Shares in the home and motor insurer, best known in Britain for its More Than brand, rose more than 5 percent after it reported a strong performance last year across most of its main businesses in Britain, Ireland, Canada and Scandinavia.
Chief Executive Stephen Hester, the former boss of British bank RBS (RBS.L), has cut costs and sold assets since joining RSA in 2014 with a brief to turn it around following an accounting scandal at its Irish division.
Zurich pulled out of a 5.6 billion pound bid for the company in September 2015, due to problems in its own business, and Hester said RSA was doing fine alone.
“Our shareholders are benefiting significantly from not having sold to Zurich,” he told a media call.

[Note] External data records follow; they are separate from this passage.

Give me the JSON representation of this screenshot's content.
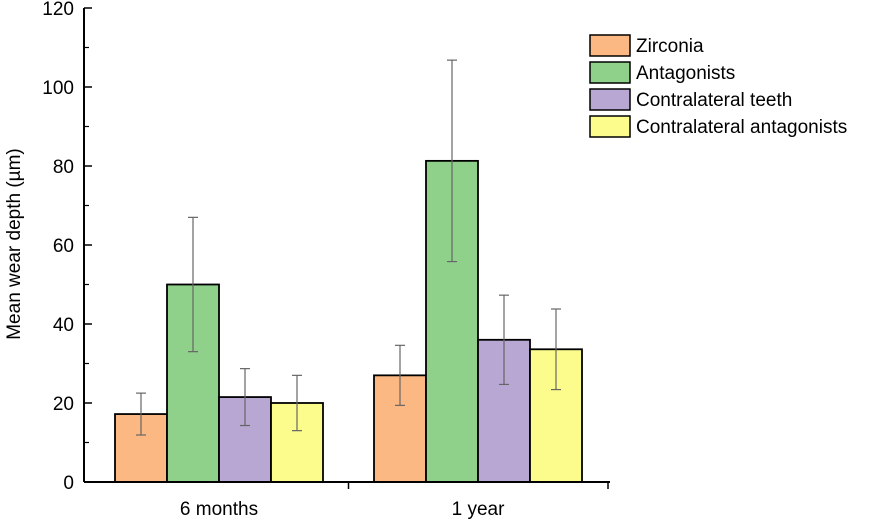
{
  "chart_data": {
    "type": "bar",
    "title": "",
    "xlabel": "",
    "ylabel": "Mean wear depth (µm)",
    "ylim": [
      0,
      120
    ],
    "yticks": [
      0,
      20,
      40,
      60,
      80,
      100,
      120
    ],
    "grid": false,
    "legend_position": "top-right",
    "categories": [
      "6 months",
      "1 year"
    ],
    "series": [
      {
        "name": "Zirconia",
        "color": "#fcb882",
        "values": [
          17.2,
          27.0
        ],
        "errors": [
          5.3,
          7.6
        ]
      },
      {
        "name": "Antagonists",
        "color": "#8fd18b",
        "values": [
          50.0,
          81.3
        ],
        "errors": [
          17.0,
          25.5
        ]
      },
      {
        "name": "Contralateral teeth",
        "color": "#b8a6d3",
        "values": [
          21.5,
          36.0
        ],
        "errors": [
          7.2,
          11.3
        ]
      },
      {
        "name": "Contralateral antagonists",
        "color": "#fcfc8c",
        "values": [
          20.0,
          33.6
        ],
        "errors": [
          7.0,
          10.2
        ]
      }
    ]
  }
}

He added there were no bids on the table for RSA, and the firm “does not need a deal”.
“If something came along, it would need to be additive to be of interest, rather than a substitute for what we are doing,” he said.
Merger and acquisition talk has been swirling around European insurance markets due to strong competition in the sector and low interest rates, which have hit investment income.
Italian bank Intesa Sanpaolo has said it is studying a possible combination with Assicurazioni Generali (GASI.MI), Italy’s biggest insurer.
RSA has no plans to sell more of its businesses, Hester told Reuters by phone, after a recent deal to offload legacy business - closed to new policyholders - to Enstar (ESGR.O).
“There’s nothing meaty on the stocks,” Hester said.
RSA posted a 25 percent rise in 2016 operating profit to 655 million pounds and raised its target for return on tangible equity to 13-17 percent from a previous range of 12-15 percent.
Its shares were the second best performer in the FTSE 100 index .FTSE at 1320 GMT, up 5.5 percent at 609 pence, after earlier hitting 617.5 pence, their highest since July 2011.
RSA “has again shown real progress”, RBC analysts said in a note, reiterating their “perform” recommendation on the stock.
The insurer said it would pay a final dividend of 11 pence per share and total dividend of 16 pence, up 52 percent from a year earlier and above a forecast 15.1 pence.